Prince William County, Virginia, a fast-growing suburban area southwest of Washington, DC, passed a narrower resolution in October to deny some county services to unauthorized immigrants, and to give local police increased powers to check their status.

A lawsuit challenging Prince William County's policy has been filed. The Washington Post has reported that a number of Hispanic immigrants, both legal and unauthorized, have left the county since July (see Ones to Watch: New Settlement Patterns), and that businesses catering to immigrants have experienced losses.

The action at the state level reached a new milestone in 2007. For the first time, all 50 states introduced a measure regulating immigrants. Over 1,000 such measures have been introduced nationwide; 182 have become law in 43 states.

States' bills have focused overwhelmingly on employment and driver's licenses and other forms of ID, but also on health, education, law enforcement, public benefits, human trafficking, and voting.

Not all state and local measures are punitive towards immigrants. California, for example, enacted a new law in October that makes it illegal for cities to require landlords to check the legal status of tenants, making it the first state in the country with such a law. Over the summer, New Haven, Connecticut, began offering municipal ID cards to residents regardless of status. In November, San Francisco passed a local law allowing unauthorized immigrants to obtain municipal identification cards.

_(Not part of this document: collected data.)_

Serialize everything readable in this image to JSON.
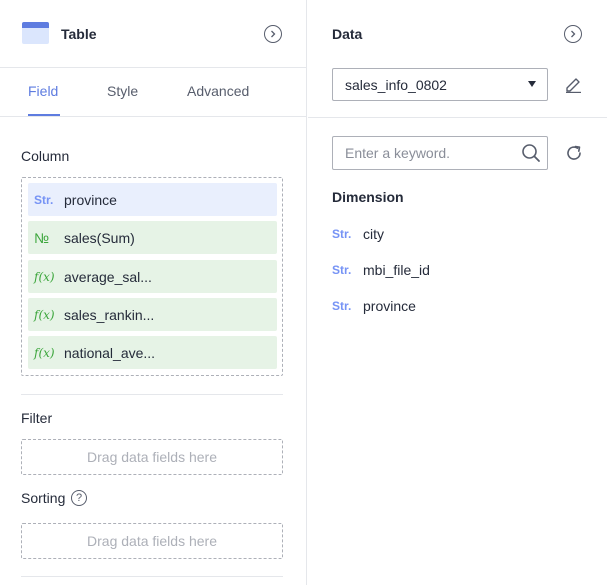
{
  "left_panel": {
    "title": "Table",
    "tabs": [
      {
        "label": "Field",
        "active": true
      },
      {
        "label": "Style",
        "active": false
      },
      {
        "label": "Advanced",
        "active": false
      }
    ],
    "column": {
      "label": "Column",
      "fields": [
        {
          "tag": "Str.",
          "kind": "string",
          "name": "province"
        },
        {
          "tag": "№",
          "kind": "number",
          "name": "sales(Sum)"
        },
        {
          "tag": "f(x)",
          "kind": "formula",
          "name": "average_sal..."
        },
        {
          "tag": "f(x)",
          "kind": "formula",
          "name": "sales_rankin..."
        },
        {
          "tag": "f(x)",
          "kind": "formula",
          "name": "national_ave..."
        }
      ]
    },
    "filter": {
      "label": "Filter",
      "drop_hint": "Drag data fields here"
    },
    "sorting": {
      "label": "Sorting",
      "help": "?",
      "drop_hint": "Drag data fields here"
    }
  },
  "right_panel": {
    "title": "Data",
    "dataset": {
      "value": "sales_info_0802"
    },
    "search": {
      "placeholder": "Enter a keyword."
    },
    "dimension": {
      "title": "Dimension",
      "items": [
        {
          "tag": "Str.",
          "name": "city"
        },
        {
          "tag": "Str.",
          "name": "mbi_file_id"
        },
        {
          "tag": "Str.",
          "name": "province"
        }
      ]
    }
  },
  "colors": {
    "accent": "#5e7ce0",
    "str_tag": "#7693f5",
    "num_bg": "#e6f3e6",
    "str_bg": "#e9effd"
  },
  "icons": [
    "table-icon",
    "collapse-arrow-icon",
    "chevron-down-icon",
    "edit-icon",
    "search-icon",
    "refresh-icon",
    "help-icon"
  ]
}
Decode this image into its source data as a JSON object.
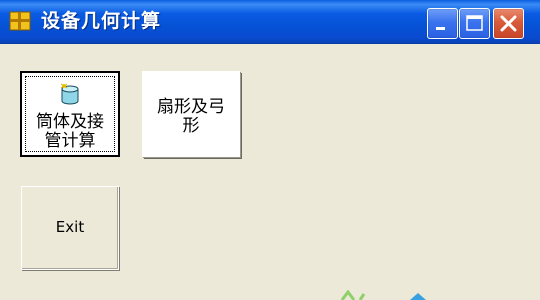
{
  "window": {
    "title": "设备几何计算"
  },
  "titlebar_buttons": [
    {
      "name": "minimize",
      "icon": "minimize-icon"
    },
    {
      "name": "maximize",
      "icon": "maximize-icon"
    },
    {
      "name": "close",
      "icon": "close-icon"
    }
  ],
  "buttons": {
    "cylinder": {
      "line1": "筒体及接",
      "line2": "管计算",
      "icon": "cylinder-icon"
    },
    "sector": {
      "line1": "扇形及弓",
      "line2": "形"
    },
    "exit": {
      "label": "Exit"
    }
  },
  "colors": {
    "titlebar": "#0552d6",
    "client_bg": "#ece9d8",
    "close_button": "#d85b3a"
  }
}
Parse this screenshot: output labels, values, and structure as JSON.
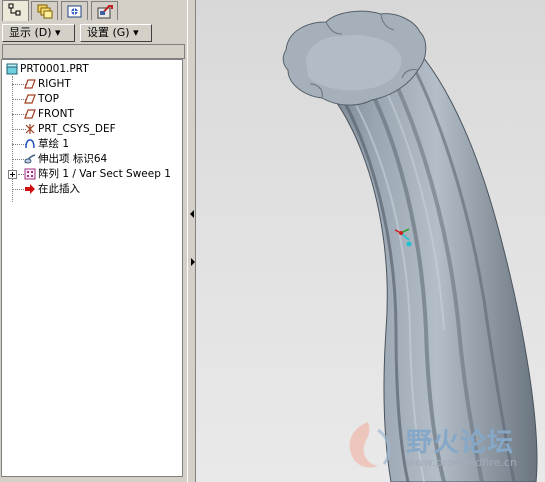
{
  "tabs": [
    {
      "icon": "model-tree-icon"
    },
    {
      "icon": "layers-icon"
    },
    {
      "icon": "favorites-icon"
    },
    {
      "icon": "connections-icon"
    }
  ],
  "toolbar": {
    "show_label": "显示 (D) ▾",
    "settings_label": "设置 (G) ▾"
  },
  "tree": {
    "root": "PRT0001.PRT",
    "items": [
      {
        "label": "RIGHT",
        "icon": "datum-plane-icon"
      },
      {
        "label": "TOP",
        "icon": "datum-plane-icon"
      },
      {
        "label": "FRONT",
        "icon": "datum-plane-icon"
      },
      {
        "label": "PRT_CSYS_DEF",
        "icon": "csys-icon"
      },
      {
        "label": "草绘 1",
        "icon": "sketch-icon"
      },
      {
        "label": "伸出项 标识64",
        "icon": "protrusion-icon"
      },
      {
        "label": "阵列 1 / Var Sect Sweep 1",
        "icon": "pattern-icon"
      },
      {
        "label": "在此插入",
        "icon": "insert-here-icon"
      }
    ]
  },
  "watermark": {
    "title": "野火论坛",
    "url": "www.proewildfire.cn"
  },
  "colors": {
    "model_base": "#8c98a4",
    "model_light": "#b4bec8",
    "insert_arrow": "#d01010"
  }
}
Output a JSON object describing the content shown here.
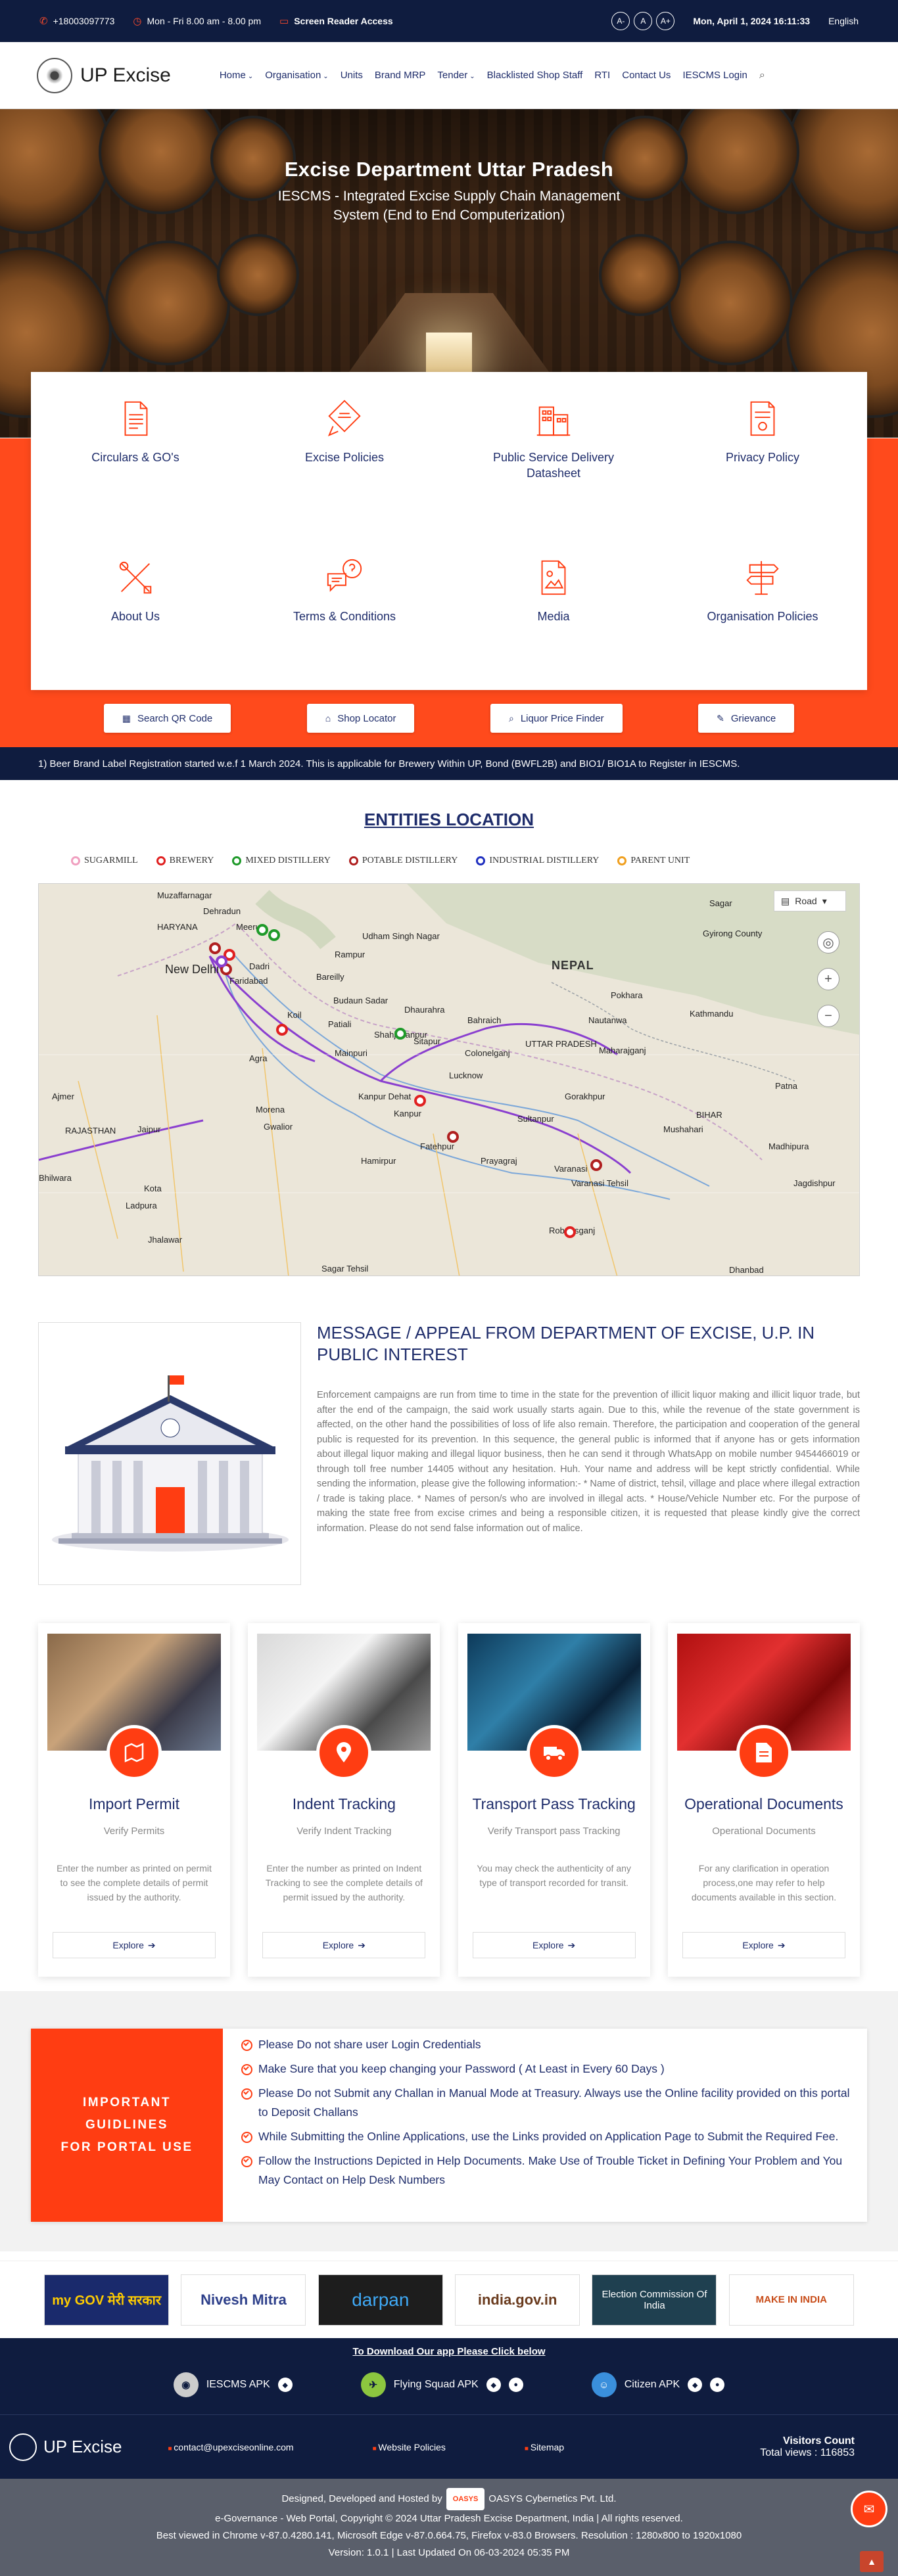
{
  "topbar": {
    "phone": "+18003097773",
    "hours": "Mon - Fri 8.00 am - 8.00 pm",
    "screen_reader": "Screen Reader Access",
    "font_minus": "A-",
    "font_normal": "A",
    "font_plus": "A+",
    "datetime": "Mon, April 1, 2024 16:11:33",
    "language": "English"
  },
  "header": {
    "brand": "UP Excise",
    "nav": [
      "Home",
      "Organisation",
      "Units",
      "Brand MRP",
      "Tender",
      "Blacklisted Shop Staff",
      "RTI",
      "Contact Us",
      "IESCMS Login"
    ]
  },
  "hero": {
    "title": "Excise Department Uttar Pradesh",
    "subtitle": "IESCMS - Integrated Excise Supply Chain Management System (End to End Computerization)"
  },
  "tiles": [
    {
      "label": "Circulars & GO's",
      "icon": "document-icon"
    },
    {
      "label": "Excise Policies",
      "icon": "policy-icon"
    },
    {
      "label": "Public Service Delivery Datasheet",
      "icon": "building-icon"
    },
    {
      "label": "Privacy Policy",
      "icon": "privacy-document-icon"
    },
    {
      "label": "About Us",
      "icon": "tools-icon"
    },
    {
      "label": "Terms & Conditions",
      "icon": "chat-question-icon"
    },
    {
      "label": "Media",
      "icon": "media-file-icon"
    },
    {
      "label": "Organisation Policies",
      "icon": "signpost-icon"
    }
  ],
  "quick_buttons": [
    "Search QR Code",
    "Shop Locator",
    "Liquor Price Finder",
    "Grievance"
  ],
  "ticker": "1) Beer Brand Label Registration started w.e.f 1 March 2024. This is applicable for Brewery Within UP, Bond (BWFL2B) and BIO1/ BIO1A to Register in IESCMS.",
  "entities": {
    "title": "ENTITIES LOCATION",
    "legend": [
      {
        "label": "SUGARMILL",
        "color": "#f0a0c0"
      },
      {
        "label": "BREWERY",
        "color": "#e02020"
      },
      {
        "label": "MIXED DISTILLERY",
        "color": "#1f9a2a"
      },
      {
        "label": "POTABLE DISTILLERY",
        "color": "#b02020"
      },
      {
        "label": "INDUSTRIAL DISTILLERY",
        "color": "#2030c0"
      },
      {
        "label": "PARENT UNIT",
        "color": "#f0a020"
      }
    ],
    "map_type": "Road",
    "places": [
      "Muzaffarnagar",
      "Dehradun",
      "Meerut",
      "Udham Singh Nagar",
      "Rampur",
      "NEPAL",
      "Sagar",
      "Gyirong County",
      "Pokhara",
      "Kathmandu",
      "New Delhi",
      "Dadri",
      "Faridabad",
      "Bareilly",
      "Budaun Sadar",
      "Dhaurahra",
      "Bahraich",
      "Nautanwa",
      "Maharajganj",
      "Koil",
      "Patiali",
      "Shahjahanpur",
      "Sitapur",
      "UTTAR PRADESH",
      "Mainpuri",
      "Colonelganj",
      "Agra",
      "Lucknow",
      "Gorakhpur",
      "Kanpur Dehat",
      "Ajmer",
      "Morena",
      "Kanpur",
      "Sultanpur",
      "Gwalior",
      "Mushahari",
      "BIHAR",
      "Jaipur",
      "RAJASTHAN",
      "Fatehpur",
      "Madhipura",
      "Hamirpur",
      "Prayagraj",
      "Varanasi",
      "Varanasi Tehsil",
      "Jagdishpur",
      "Bhilwara",
      "Kota",
      "Ladpura",
      "Robertsganj",
      "Jhalawar",
      "Sagar Tehsil",
      "Dhanbad",
      "HARYANA",
      "Patna"
    ]
  },
  "message": {
    "title": "MESSAGE / APPEAL FROM DEPARTMENT OF EXCISE, U.P. IN PUBLIC INTEREST",
    "body": "Enforcement campaigns are run from time to time in the state for the prevention of illicit liquor making and illicit liquor trade, but after the end of the campaign, the said work usually starts again. Due to this, while the revenue of the state government is affected, on the other hand the possibilities of loss of life also remain. Therefore, the participation and cooperation of the general public is requested for its prevention. In this sequence, the general public is informed that if anyone has or gets information about illegal liquor making and illegal liquor business, then he can send it through WhatsApp on mobile number 9454466019 or through toll free number 14405 without any hesitation. Huh. Your name and address will be kept strictly confidential. While sending the information, please give the following information:- * Name of district, tehsil, village and place where illegal extraction / trade is taking place. * Names of person/s who are involved in illegal acts. * House/Vehicle Number etc. For the purpose of making the state free from excise crimes and being a responsible citizen, it is requested that please kindly give the correct information. Please do not send false information out of malice."
  },
  "cards": [
    {
      "title": "Import Permit",
      "subtitle": "Verify Permits",
      "text": "Enter the number as printed on permit to see the complete details of permit issued by the authority.",
      "button": "Explore",
      "icon": "map-icon"
    },
    {
      "title": "Indent Tracking",
      "subtitle": "Verify Indent Tracking",
      "text": "Enter the number as printed on Indent Tracking to see the complete details of permit issued by the authority.",
      "button": "Explore",
      "icon": "location-pin-icon"
    },
    {
      "title": "Transport Pass Tracking",
      "subtitle": "Verify Transport pass Tracking",
      "text": "You may check the authenticity of any type of transport recorded for transit.",
      "button": "Explore",
      "icon": "truck-icon"
    },
    {
      "title": "Operational Documents",
      "subtitle": "Operational Documents",
      "text": "For any clarification in operation process,one may refer to help documents available in this section.",
      "button": "Explore",
      "icon": "file-icon"
    }
  ],
  "guidelines": {
    "label_lines": [
      "IMPORTANT",
      "GUIDLINES",
      "FOR PORTAL USE"
    ],
    "items": [
      "Please Do not share user Login Credentials",
      "Make Sure that you keep changing your Password ( At Least in Every 60 Days )",
      "Please Do not Submit any Challan in Manual Mode at Treasury. Always use the Online facility provided on this portal to Deposit Challans",
      "While Submitting the Online Applications, use the Links provided on Application Page to Submit the Required Fee.",
      "Follow the Instructions Depicted in Help Documents. Make Use of Trouble Ticket in Defining Your Problem and You May Contact on Help Desk Numbers"
    ]
  },
  "partner_logos": [
    {
      "name": "myGov",
      "text": "my GOV मेरी सरकार"
    },
    {
      "name": "nivesh-mitra",
      "text": "Nivesh Mitra"
    },
    {
      "name": "darpan",
      "text": "darpan"
    },
    {
      "name": "india-gov",
      "text": "india.gov.in"
    },
    {
      "name": "election-commission",
      "text": "Election Commission Of India"
    },
    {
      "name": "make-in-india",
      "text": "MAKE IN INDIA"
    }
  ],
  "apps": {
    "download_text": "To Download Our app Please Click below",
    "items": [
      "IESCMS APK",
      "Flying Squad APK",
      "Citizen APK"
    ]
  },
  "footer": {
    "brand": "UP Excise",
    "email": "contact@upexciseonline.com",
    "website_policies": "Website Policies",
    "sitemap": "Sitemap",
    "visitors_label": "Visitors Count",
    "visitors_total": "Total views : 116853",
    "designed_by_prefix": "Designed, Developed and Hosted by",
    "oasys_badge": "OASYS",
    "company": "OASYS Cybernetics Pvt. Ltd.",
    "copyright": "e-Governance - Web Portal, Copyright © 2024 Uttar Pradesh Excise Department, India | All rights reserved.",
    "browsers": "Best viewed in Chrome v-87.0.4280.141, Microsoft Edge v-87.0.664.75, Firefox v-83.0 Browsers. Resolution : 1280x800 to 1920x1080",
    "version": "Version: 1.0.1 | Last Updated On 06-03-2024 05:35 PM"
  },
  "colors": {
    "navy": "#0f1c3f",
    "accent": "#ff3d12",
    "heading": "#1f2d6b"
  }
}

Perhaps the biggest state-level immigration controversy erupted in late October, when New York Governor Elliot Spitzer's plan to offer driver's license to all state residents regardless of legal status spilled into the Democratic presidential debates. Under intense political pressure, Spitzer abandoned the plan altogether in mid-November. The frustration with lack of progress on immigration reform at federal level guarantees that legal and political scrutiny of laws at state and local levels will continue in 2008.